Sempre prendendo misurazioni giungemmo ai piedi della cascata, alta circa quattro metri, con alla base una profonda pozza d’acqua. Salimmo senza difficoltà pur bagnandoci leggermente. Sopra seguimmo la parte fossile del ramo, molto ampio, con l’acqua che scorreva alcuni metri sotto i nostri piedi. In un allargamento, raggiungemmo il corso d acqua. In questo punto si bloccò la precedente spedizione, per non aver trovato un’immediata prosecuzione.

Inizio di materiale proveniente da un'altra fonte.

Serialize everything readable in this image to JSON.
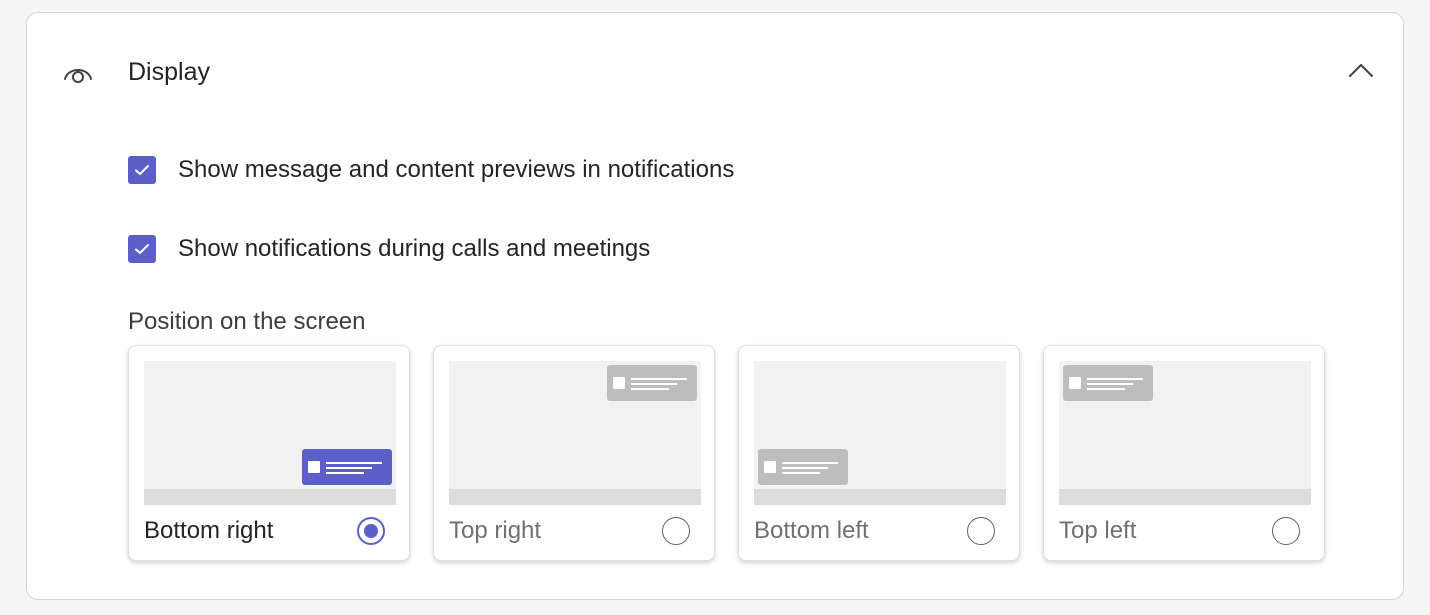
{
  "section": {
    "title": "Display",
    "icon": "eye-icon",
    "collapse_icon": "chevron-up-icon"
  },
  "checkboxes": [
    {
      "label": "Show message and content previews in notifications",
      "checked": true
    },
    {
      "label": "Show notifications during calls and meetings",
      "checked": true
    }
  ],
  "position": {
    "label": "Position on the screen",
    "options": [
      {
        "label": "Bottom right",
        "selected": true
      },
      {
        "label": "Top right",
        "selected": false
      },
      {
        "label": "Bottom left",
        "selected": false
      },
      {
        "label": "Top left",
        "selected": false
      }
    ]
  },
  "colors": {
    "accent": "#5b5fc7",
    "toast_inactive": "#bdbdbd"
  }
}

Rifocillati iniziammo a scavare per abbassare il livello dell’acqua in un cunicolo. Ci si infilò Enrico, ma senza risultato. Impraticabile. Provammo allora a percorrere alcuni cunicoli alti su frana ma anche questi risultarono di ben poco interesse. Cominciavamo a dar partita vinta quando, verso le 18, tornato alcuni metri indietro, mi infilai in una fessura e potei constatare la continuazione del ramo. Si trattava però di spostare alcuni massi per forzare una strettoia. Chiamai Enrico che senza farsi pregare s’infilò nella strettoia e con il suo stile quasi rabbioso (gli venne uno strappo alla schiena) spostò con il busto un grosso masso: il passaggio era libero. Rilevai il cunicolo precedente e superai anch’io la strettoia. Pochi minuti dopo esserci allontanati dal basso passaggio, si staccò esattamente sopra la strettoia, a 5 metri d’altezza, un grosso masso che per poco non la ostruì. Superammo un’altra sala, un salto di sei metri, un altro corridoio e quindi ridiscendemmo sull’acqua in una saletta con varie possibilità di prosecuzione.

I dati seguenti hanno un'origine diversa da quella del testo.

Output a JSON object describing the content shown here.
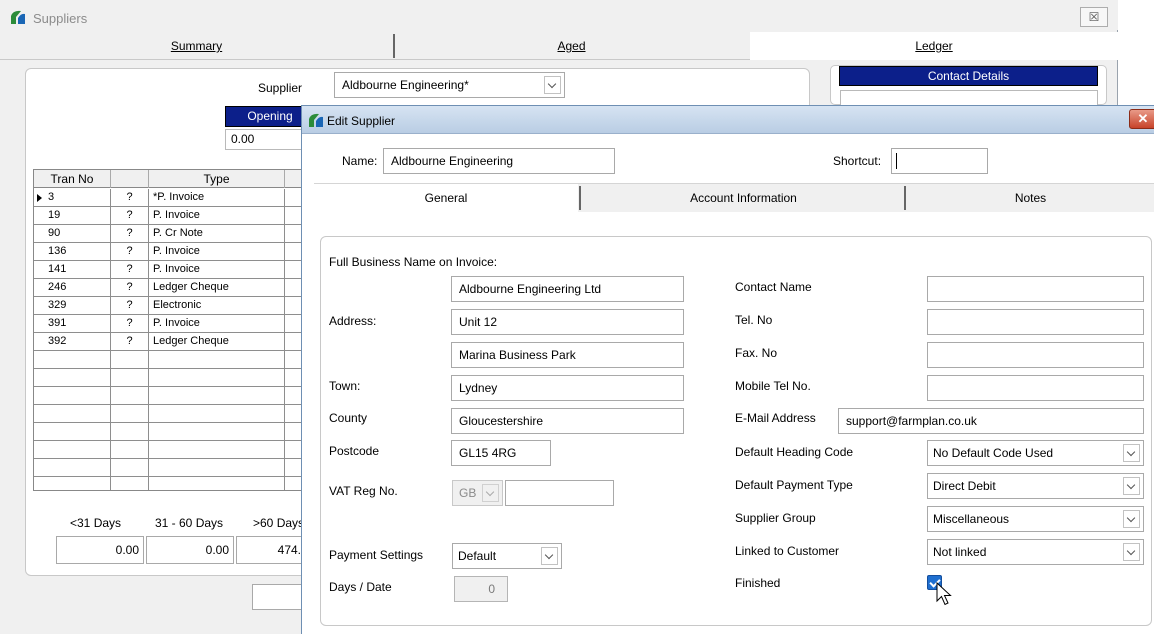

Qui, alle 22 e qualcosa, decidemmo di ritornare al bivacco, soddisfatti del lavoro compiuto. Raggiunta la cascata, mi sporsi ma non vidi gli appigli e la lama di roccia che erano serviti per la salita, tutto coperto da un forte getto d’acqua. Ci guardammo un attimo negli occhi senza parlare. La piena! Enrico scese per la cascata e scomparve per un attimo dalla mia vista. Poi sentii la sua voce che mi invitava a scendere. Cercai tra l’acqua gli appigli e scesi con lo scroscio gelido sulle spalle e sul petto che mi faceva mancare il fiato. Raggiunto Enrico, cominciammo la grande corsa verso la salvezza interrotta dopo dieci metri per lo spegnimento contemporaneo delle lampade a carburo. Imprecando, tra il fragore dell’acqua, riuscimmo ad accendere un fiammifero. Continuammo a correre fino al laminatoio dove l’acqua lasciava solo pochi centimetri d’aria sul soffitto, ancora un po’ e il passaggio sarebbe stato completamente sommerso. Ci immergemmo completamente insensibili all’acqua gelida. Attraversammo la sala: nella frana mi si aprì la borsa spargendo tutto il materiale contenuto: altre imprecazioni. La fuga continuava. Avevo la bocca impastata per la gran corsa e mio malgrado immersi il viso nell’acqua schiumeggiante, tanto maledetta in quei momenti, ingollandone qualche sorso.
Ci ritenemmo definitivamente in salvo solo dopo aver raggiunto la fine del ramo. Una pisciata rituale nei gorghi concluse la corsa. A Sala Snoopy ci aspettavano i vestiti asciutti, un buon caffè caldo, poi il cibo e il sacco a pelo.
Ci svegliammo all’indomani (sabato 21) alle 10. Nuova colazione e preparativi per la partenza. Gli zaini erano più pesanti che all’entrata per i vestiti bagnati all’interno e la marcia fu faticosissima. Arrivammo all’ingresso verso le 15.30 dove ci aspettava Alberto (Girardi), mio fratello e un gran bel sole.